Although the announcement of each new charge was met with howls of disapproval by brokers, they largely came onboard to pay for the additional expenses.
Real estate tech expert Mike DelPrete said it would be “naive” to think Zillow wouldn’t begin charging for rentals, advertising or construction information in L.A.
“Zillow is a business, and they are out there to make money,” he said. “You should expect to see them looking for new revenue streams.”
However, when a Zillow spokesperson was reached for comment, the spokesperson underscored the fact that charging for rentals is limited to the New York City market. “StreetEasy is the only one of our brands with a per day, per listing fee for rental listings for agents,” the spokesperson said.
Zillow generated about $1.08 billion in revenue in 2017, a 27 percent increase over the previous year. Revenue for Premier Agent increased 26 percent, according to earnings reports, and Zillow gets 71 percent of its revenue from real estate agents.
“We’re in growth mode,” Zillow CEO Spencer Rascoff said at the time. “The market opportunity in front of us remains massive.”
In March, Zillow started charging builders nationwide for listings.
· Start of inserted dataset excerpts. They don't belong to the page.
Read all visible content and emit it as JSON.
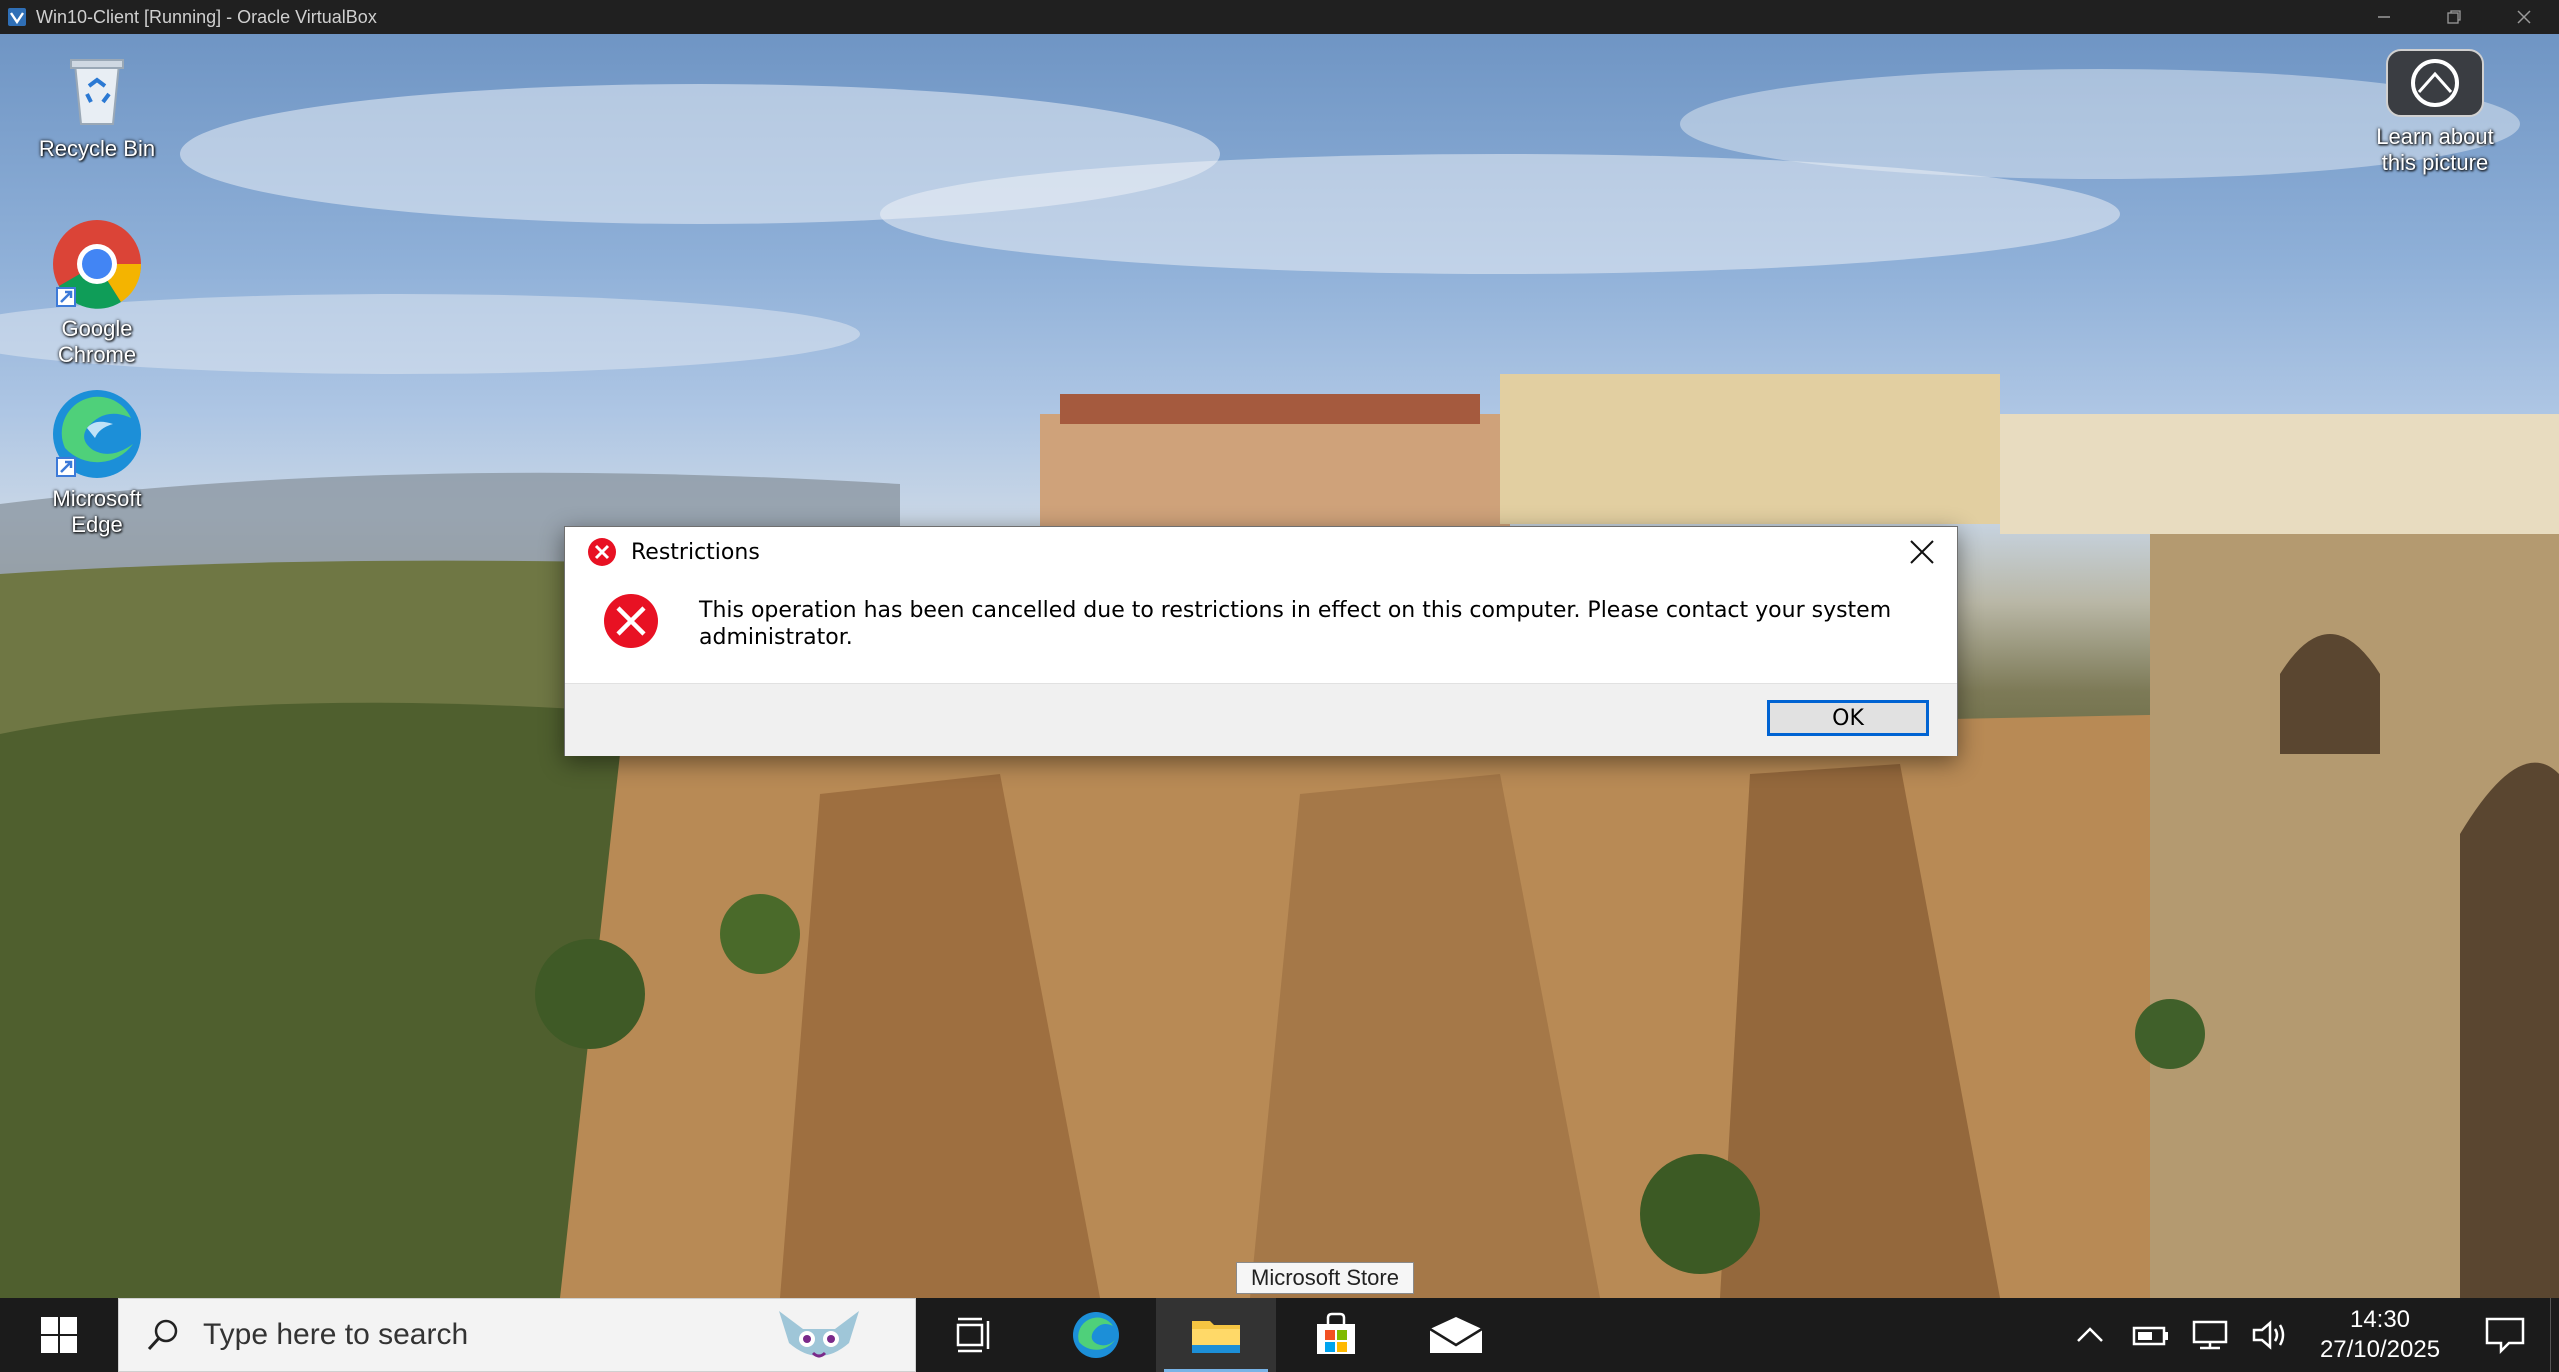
{
  "host_window": {
    "title": "Win10-Client [Running] - Oracle VirtualBox",
    "controls": [
      "minimize",
      "restore",
      "close"
    ]
  },
  "desktop": {
    "icons": [
      {
        "label": "Recycle Bin",
        "icon": "recycle-bin-icon"
      },
      {
        "label": "Google Chrome",
        "icon": "chrome-icon"
      },
      {
        "label": "Microsoft Edge",
        "icon": "edge-icon"
      }
    ],
    "spotlight": {
      "label": "Learn about this picture",
      "icon": "camera-icon"
    }
  },
  "dialog": {
    "title": "Restrictions",
    "message": "This operation has been cancelled due to restrictions in effect on this computer. Please contact your system administrator.",
    "ok_label": "OK",
    "icon": "error-icon",
    "accent": "#e81123"
  },
  "tooltip": {
    "text": "Microsoft Store"
  },
  "taskbar": {
    "search_placeholder": "Type here to search",
    "apps": [
      {
        "name": "Task View",
        "icon": "task-view-icon"
      },
      {
        "name": "Microsoft Edge",
        "icon": "edge-icon"
      },
      {
        "name": "File Explorer",
        "icon": "folder-icon",
        "state": "active"
      },
      {
        "name": "Microsoft Store",
        "icon": "store-icon"
      },
      {
        "name": "Mail",
        "icon": "mail-icon"
      }
    ],
    "tray_icons": [
      "chevron-up-icon",
      "battery-icon",
      "network-icon",
      "volume-icon"
    ],
    "time": "14:30",
    "date": "27/10/2025"
  },
  "colors": {
    "taskbar": "#1b1b1b",
    "ok_border": "#0063d2",
    "error_red": "#e81123"
  }
}
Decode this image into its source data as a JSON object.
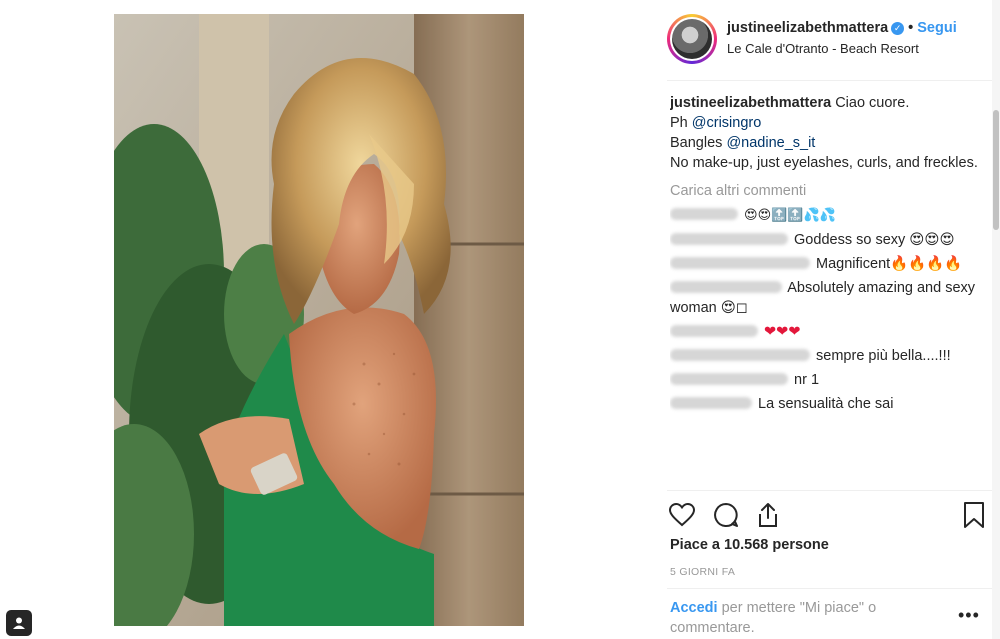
{
  "post": {
    "username": "justineelizabethmattera",
    "verified_icon": "verified-badge-icon",
    "follow_separator": "•",
    "follow_label": "Segui",
    "location": "Le Cale d'Otranto - Beach Resort",
    "caption": {
      "username": "justineelizabethmattera",
      "line1": "Ciao cuore.",
      "line2_prefix": "Ph ",
      "line2_mention": "@crisingro",
      "line3_prefix": "Bangles ",
      "line3_mention": "@nadine_s_it",
      "line4": "No make-up, just eyelashes, curls, and freckles."
    },
    "load_more": "Carica altri commenti",
    "comments": [
      {
        "text": "😍😍🔝🔝💦💦"
      },
      {
        "text": "Goddess so sexy 😍😍😍"
      },
      {
        "text": "Magnificent🔥🔥🔥🔥"
      },
      {
        "text": "Absolutely amazing and sexy woman 😍◻"
      },
      {
        "text": "❤❤❤"
      },
      {
        "text": "sempre più bella....!!!"
      },
      {
        "text": "nr 1"
      },
      {
        "text": "La sensualità che sai"
      }
    ],
    "likes_text": "Piace a 10.568 persone",
    "time_ago": "5 GIORNI FA",
    "login_link": "Accedi",
    "login_suffix": " per mettere \"Mi piace\" o commentare.",
    "more_options": "•••"
  },
  "icons": {
    "like": "heart-outline-icon",
    "comment": "comment-bubble-icon",
    "share": "share-upload-icon",
    "save": "bookmark-icon",
    "corner": "person-tag-icon"
  },
  "colors": {
    "accent": "#3897f0",
    "text": "#262626",
    "muted": "#999999",
    "mention": "#003569"
  }
}
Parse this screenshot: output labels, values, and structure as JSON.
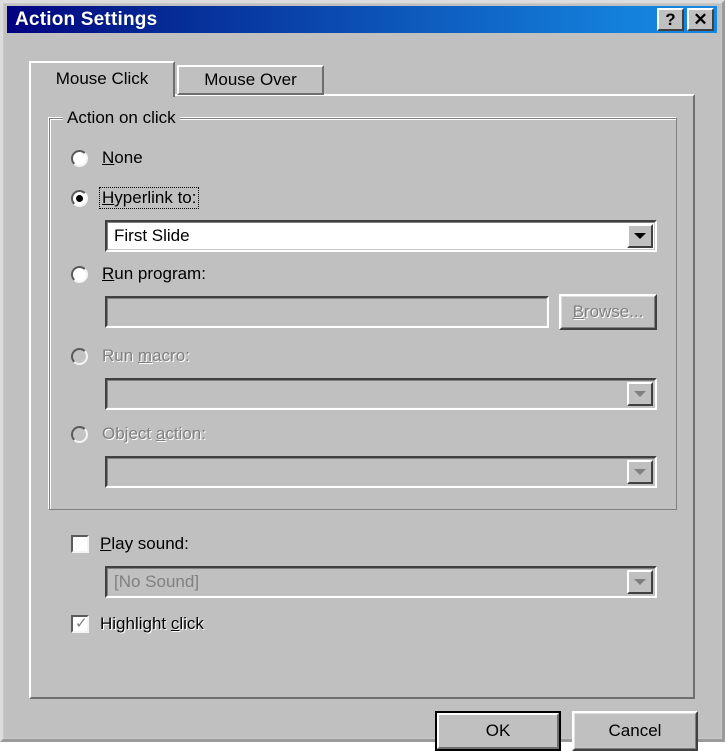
{
  "window": {
    "title": "Action Settings",
    "help_button": "?",
    "close_button": "✕",
    "titlebar_color_left": "#000080",
    "titlebar_color_right": "#1787e2",
    "face_color": "#c0c0c0"
  },
  "tabs": [
    {
      "label": "Mouse Click",
      "selected": true
    },
    {
      "label": "Mouse Over",
      "selected": false
    }
  ],
  "group": {
    "label": "Action on click",
    "options": [
      {
        "id": "none",
        "label_before": "",
        "accel": "N",
        "label_after": "one",
        "checked": false,
        "disabled": false,
        "focused": false
      },
      {
        "id": "hyperlink-to",
        "label_before": "",
        "accel": "H",
        "label_after": "yperlink to:",
        "checked": true,
        "disabled": false,
        "focused": true
      },
      {
        "id": "run-program",
        "label_before": "",
        "accel": "R",
        "label_after": "un program:",
        "checked": false,
        "disabled": false,
        "focused": false
      },
      {
        "id": "run-macro",
        "label_before": "Run ",
        "accel": "m",
        "label_after": "acro:",
        "checked": false,
        "disabled": true,
        "focused": false
      },
      {
        "id": "object-action",
        "label_before": "Object ",
        "accel": "a",
        "label_after": "ction:",
        "checked": false,
        "disabled": true,
        "focused": false
      }
    ],
    "hyperlink_combo": {
      "value": "First Slide",
      "disabled": false,
      "options": [
        "First Slide"
      ]
    },
    "program_field": {
      "value": "",
      "placeholder": "",
      "disabled": true
    },
    "browse_button": {
      "label_before": "B",
      "accel": "B",
      "label": "Browse...",
      "label_after": "rowse...",
      "disabled": true
    },
    "macro_combo": {
      "value": "",
      "disabled": true,
      "options": []
    },
    "object_combo": {
      "value": "",
      "disabled": true,
      "options": []
    }
  },
  "play_sound": {
    "label_before": "",
    "accel": "P",
    "label_after": "lay sound:",
    "checked": false,
    "disabled": false,
    "combo": {
      "value": "[No Sound]",
      "disabled": true,
      "options": [
        "[No Sound]"
      ]
    }
  },
  "highlight_click": {
    "label_before": "Highlight ",
    "accel": "c",
    "label_after": "lick",
    "checked": true,
    "disabled": true
  },
  "footer": {
    "ok_label": "OK",
    "cancel_label": "Cancel"
  }
}
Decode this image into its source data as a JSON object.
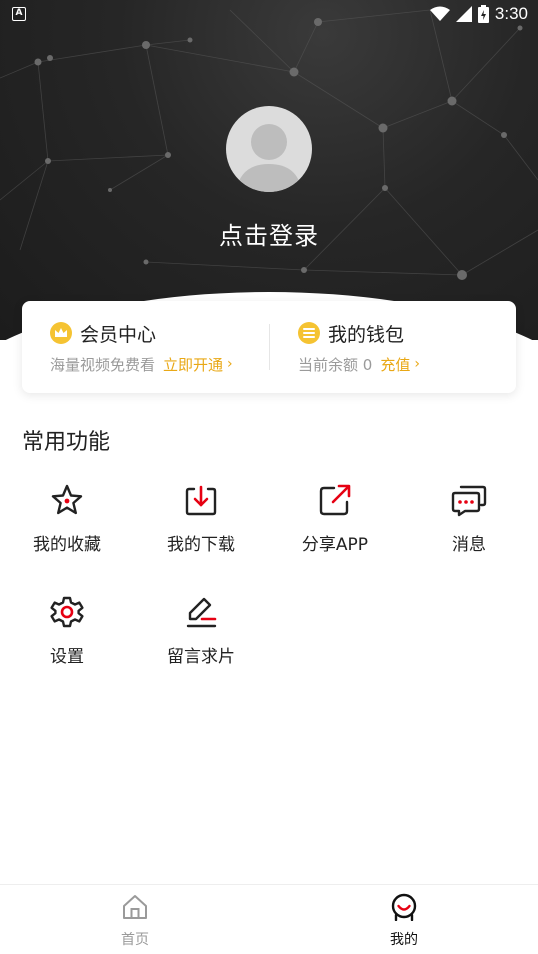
{
  "status_bar": {
    "time": "3:30",
    "left_icon_text": "A"
  },
  "profile": {
    "login_text": "点击登录"
  },
  "cards": {
    "member": {
      "title": "会员中心",
      "subtitle": "海量视频免费看",
      "link": "立即开通"
    },
    "wallet": {
      "title": "我的钱包",
      "subtitle": "当前余额 0",
      "link": "充值"
    }
  },
  "section": {
    "title": "常用功能"
  },
  "functions": [
    {
      "label": "我的收藏",
      "icon": "star-icon"
    },
    {
      "label": "我的下载",
      "icon": "download-icon"
    },
    {
      "label": "分享APP",
      "icon": "share-icon"
    },
    {
      "label": "消息",
      "icon": "message-icon"
    },
    {
      "label": "设置",
      "icon": "gear-icon"
    },
    {
      "label": "留言求片",
      "icon": "edit-icon"
    }
  ],
  "bottom_nav": [
    {
      "label": "首页",
      "icon": "home-icon",
      "active": false
    },
    {
      "label": "我的",
      "icon": "profile-icon",
      "active": true
    }
  ],
  "colors": {
    "accent": "#e60012",
    "gold": "#e9a816",
    "header_bg": "#222222",
    "inactive": "#9a9a9a"
  }
}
Homebuilders on the site with 150 or more closings a year are required to join Zillow’s Promoted Communities program, which requires a monthly fee to have listings appear on Zillow’s sites.
The company also recently said it will begin buying homes in Phoenix, with the aim of reselling the properties within 90 days. Agents who participate in Premier Agent could be picked to broker the sales on behalf of Zillow and other buyers. The new venture doesn’t completely cut out real estate agents, but it certainly downsizes their role: A lot of the process takes place online, and a quick flip may not require a face-to-face interaction.
“While most [sellers] prefer to sell their home on the open market with an agent,” Jeremy Wacksman, Zillow’s chief marketing officer, said in the announcement, “some value convenience and time over price.”
The company says it will invest between $75 and $250 million to buy up to 1,000 homes by the end of the year, according to the Wall Street Journal.
Although the new venture may upend some aspects of the business, DelPrete thinks one thing will remain unchanged: Zillow is in “no position to charge for listings for for-sale properties,” considering it gets them from the MLS, he said.
And local brokers — especially those specializing in luxury properties — don’t feel threatened by the company’s latest move.
“Someone that wants to sell a property ranging anywhere from $2 to $200 million isn’t going to go to Zillow,” said Hilton & Hyland’s Bjorn Farrugia. “Zillow is a discount broker.”
Rodeo Realty’s Josh Flagg, a star of “Million Dollar Listing Los Angeles,” added that Zillow hasn’t changed his businesses. “I do not see a computer replacing a broker,” he said. “You cannot replace good negotiation skills.”